Divorce preparation is as unique as our individual approaches to dealing with the different the stages of life. Some of us just seem to drift from one life chapter to another without any particular readiness planning.  For others there are the practical questions like; What will my income picture look like?  Where will I live? How will our children be parented?  And if you are in the later stages of life; What kind of retirement will I be able to have after the divorce?

These are some basic questions that certainly will need to be answered.  Then, there are the more difficult issues that arise about the ending of the marriage and the beginning of a new life chapter that many feel must be planned – for yourself and other family members. Often rearranging one’s social relationships and the family’s post-divorce culture becomes a major theme in the party’s post-divorce picture.

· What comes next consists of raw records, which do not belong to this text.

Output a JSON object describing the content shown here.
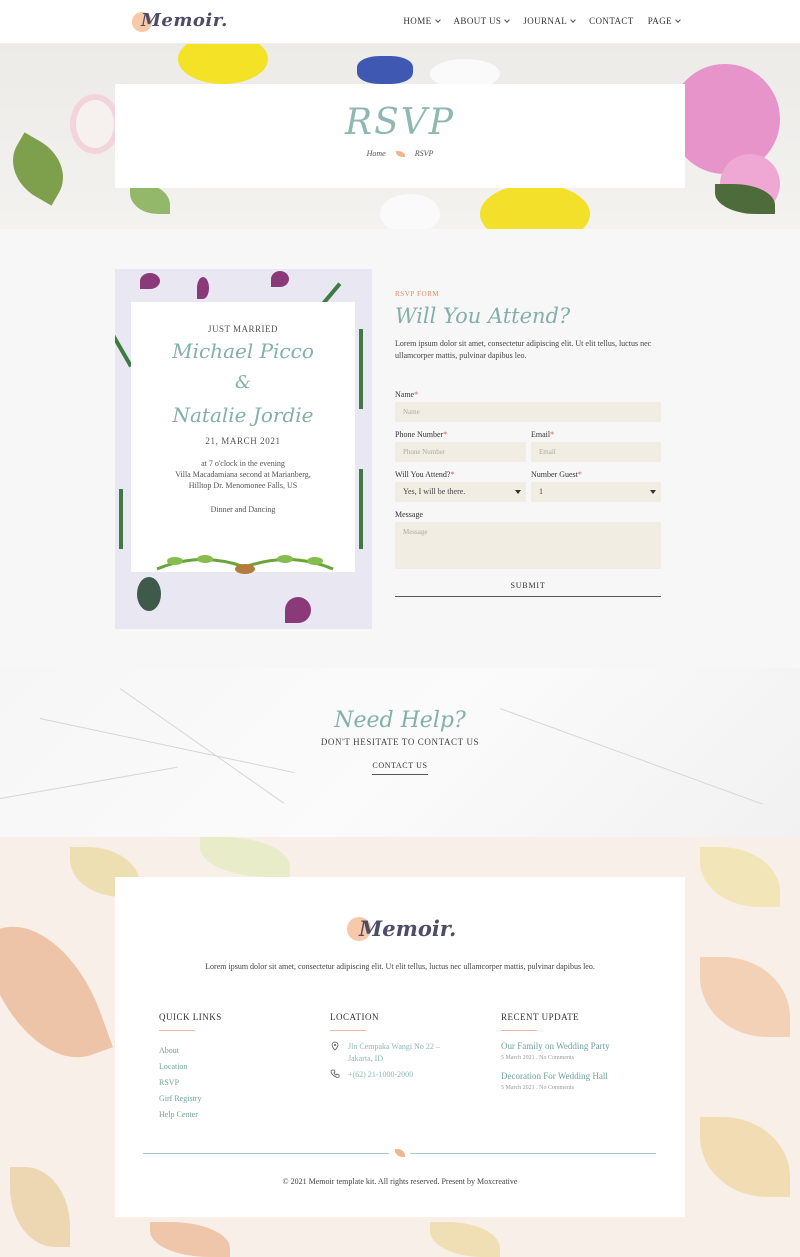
{
  "header": {
    "logo_text": "Memoir.",
    "nav": [
      {
        "label": "HOME",
        "dropdown": true
      },
      {
        "label": "ABOUT US",
        "dropdown": true
      },
      {
        "label": "JOURNAL",
        "dropdown": true
      },
      {
        "label": "CONTACT",
        "dropdown": false
      },
      {
        "label": "PAGE",
        "dropdown": true
      }
    ]
  },
  "hero": {
    "title": "RSVP",
    "breadcrumb": [
      "Home",
      "RSVP"
    ]
  },
  "invitation": {
    "label": "JUST MARRIED",
    "groom": "Michael Picco",
    "amp": "&",
    "bride": "Natalie Jordie",
    "date": "21, MARCH 2021",
    "lines": [
      "at 7 o'clock in the evening",
      "Villa Macadamiana second at Marianberg,",
      "Hilltop Dr. Menomonee Falls, US"
    ],
    "extra": "Dinner and Dancing"
  },
  "form": {
    "eyebrow": "RSVP FORM",
    "title": "Will You Attend?",
    "description": "Lorem ipsum dolor sit amet, consectetur adipiscing elit. Ut elit tellus, luctus nec ullamcorper mattis, pulvinar dapibus leo.",
    "name_label": "Name",
    "name_placeholder": "Name",
    "phone_label": "Phone Number",
    "phone_placeholder": "Phone Number",
    "email_label": "Email",
    "email_placeholder": "Email",
    "attend_label": "Will You Attend?",
    "attend_value": "Yes, I will be there.",
    "guest_label": "Number Guest",
    "guest_value": "1",
    "message_label": "Message",
    "message_placeholder": "Message",
    "required_mark": "*",
    "submit_label": "SUBMIT"
  },
  "help": {
    "title": "Need Help?",
    "subtitle": "DON'T HESITATE TO CONTACT US",
    "button": "CONTACT US"
  },
  "footer": {
    "logo_text": "Memoir.",
    "description": "Lorem ipsum dolor sit amet, consectetur adipiscing elit. Ut elit tellus, luctus nec ullamcorper mattis, pulvinar dapibus leo.",
    "quick_links_title": "QUICK LINKS",
    "quick_links": [
      "About",
      "Location",
      "RSVP",
      "Girf Registry",
      "Help Center"
    ],
    "location_title": "LOCATION",
    "address_line1": "Jln Cempaka Wangi No 22 –",
    "address_line2": "Jakarta, ID",
    "phone": "+(62) 21-1000-2000",
    "recent_title": "RECENT UPDATE",
    "posts": [
      {
        "title": "Our Family on Wedding Party",
        "meta": "5 March 2021 . No Comments"
      },
      {
        "title": "Decoration For Wedding Hall",
        "meta": "5 March 2021 . No Comments"
      }
    ],
    "copyright": "© 2021 Memoir template kit. All rights reserved. Present by Moxcreative"
  }
}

How these questions are answered depends on the unique qualities of each client. For example, if you are a person who relied on your spouse to direct the family’s finances and now recognize a distinct absence of expertise in this area for yourself, it may be necessary to develop an alliance with a financial professional who will be able to provide the necessary assistance in explaining and examining options that will develop during the divorce process.  On the other hand, if you were the finance person in the marriage, you will no doubt be able to develop an approach for yourself and your separating spouse even if your separating spouse no longer accepts your expertise on the subject.  Accepting this change can be one of the challenges in the divorce process that leads to transformation.

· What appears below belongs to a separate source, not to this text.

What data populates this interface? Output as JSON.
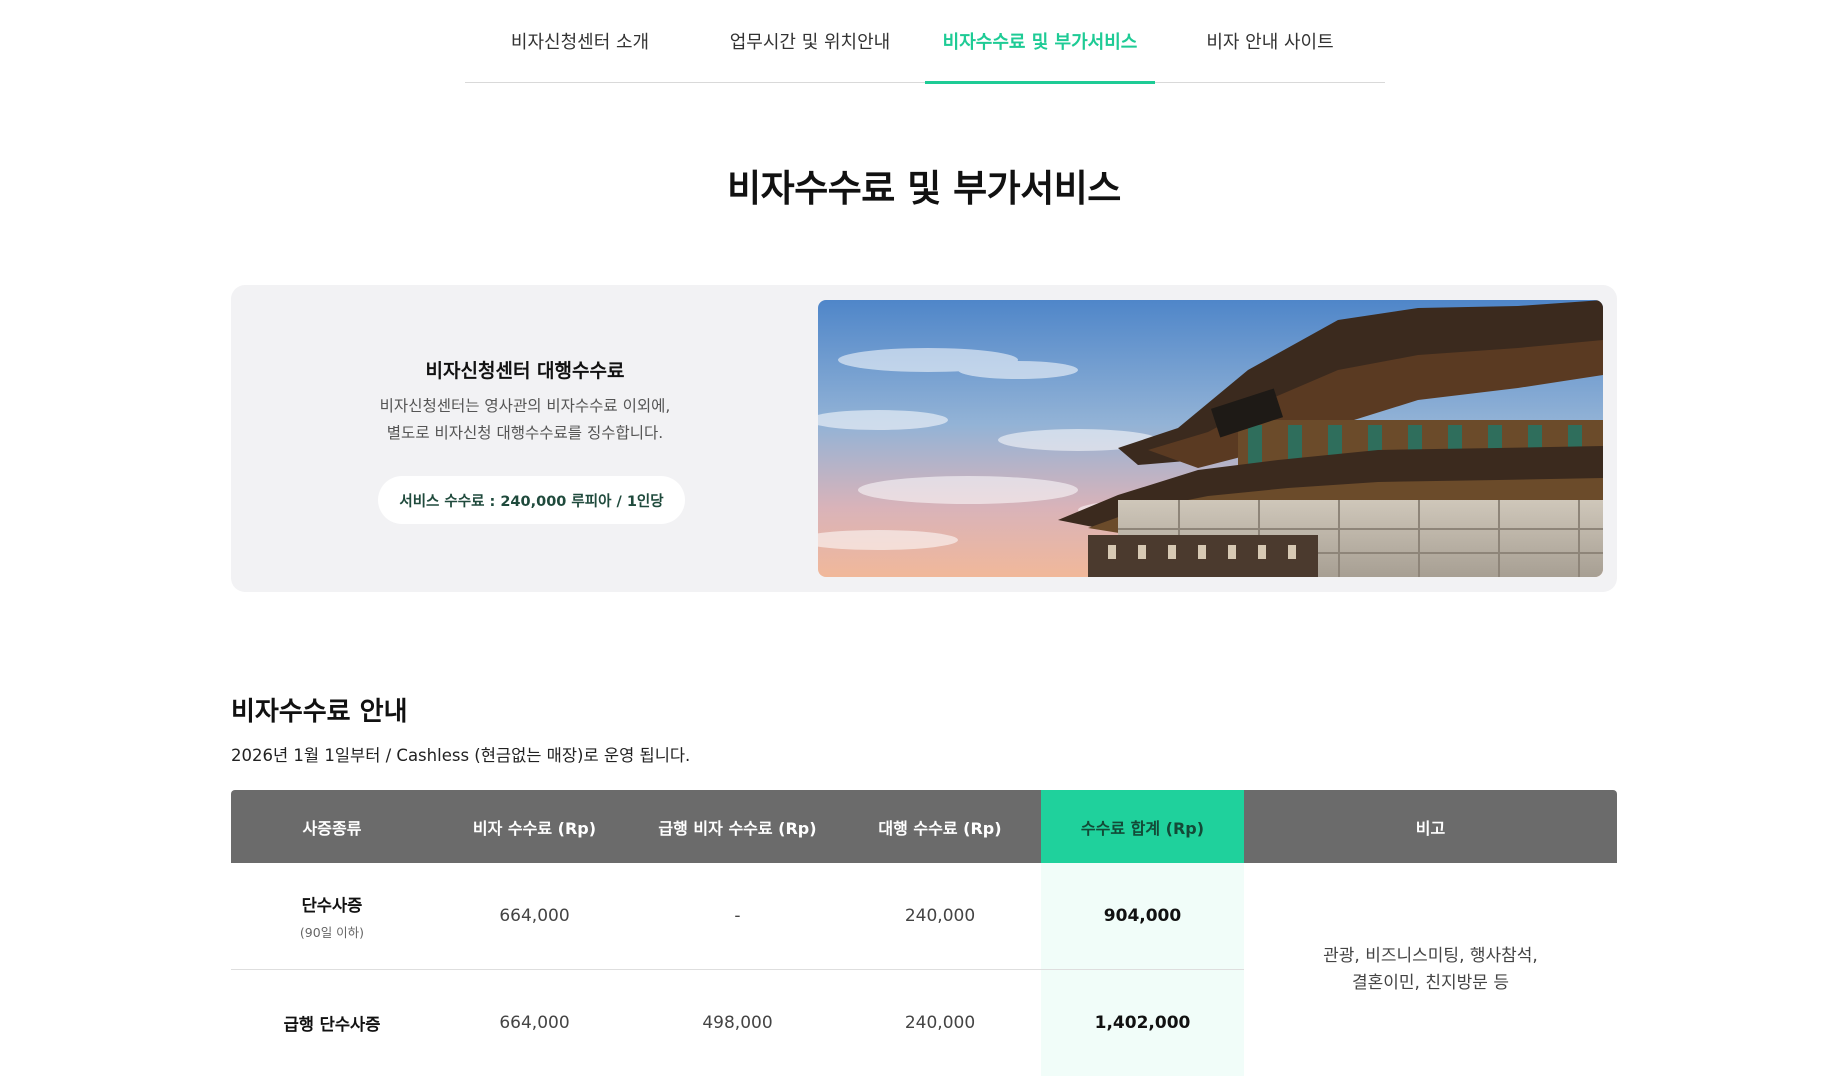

Parenting issues are also a necessary part of divorce planning in families with children. Attention should be given to planning appropriate roles for the children who certainly become participants in the divorce process.  Their participation becomes a core life experience for them and should be orchestrated with a great deal of care and attention in order to avoid “alienations “that become permanent life experiences for some children.

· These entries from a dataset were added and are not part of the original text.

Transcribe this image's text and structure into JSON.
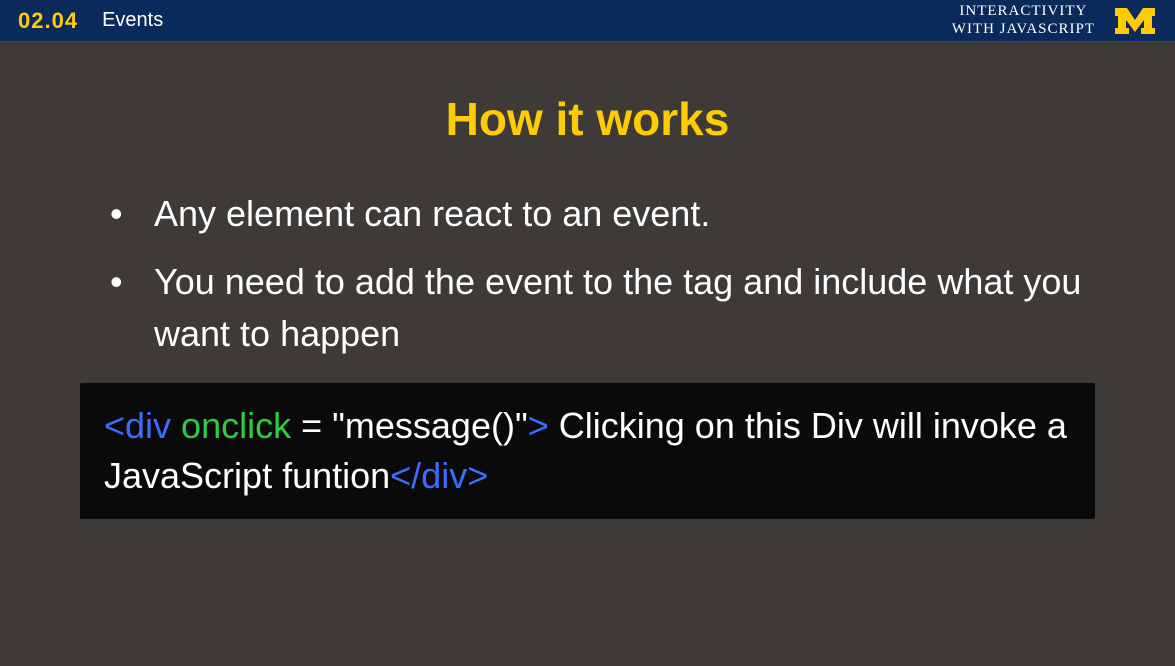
{
  "header": {
    "lesson_number": "02.04",
    "lesson_title": "Events",
    "course_line1": "INTERACTIVITY",
    "course_line2": "WITH JAVASCRIPT"
  },
  "slide": {
    "title": "How it works",
    "bullet1": "Any element can react to an event.",
    "bullet2": "You need to add the event to the tag and include what you want to happen"
  },
  "code": {
    "open_tag": "<div",
    "attr": " onclick",
    "eq": " = ",
    "str": "\"message()\"",
    "close_open": ">",
    "body": " Clicking on this Div will invoke a JavaScript funtion",
    "close_tag": "</div>"
  }
}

Most important, however, is the overall process that is chosen to make the divorce happen.  Will you choose the traditional approach or mediation or collaborative divorce. Today, these alternative processes make a big difference in ‘uncoupling’ and will have a lifetime impact.

Choosing the right divorce process is like taking a trip and choosing the method of travel – a car trip is different from a plane trip – which are both different from a bus trip.

The most important message to take away from this blog is to be sure to get professional help before a choice is made.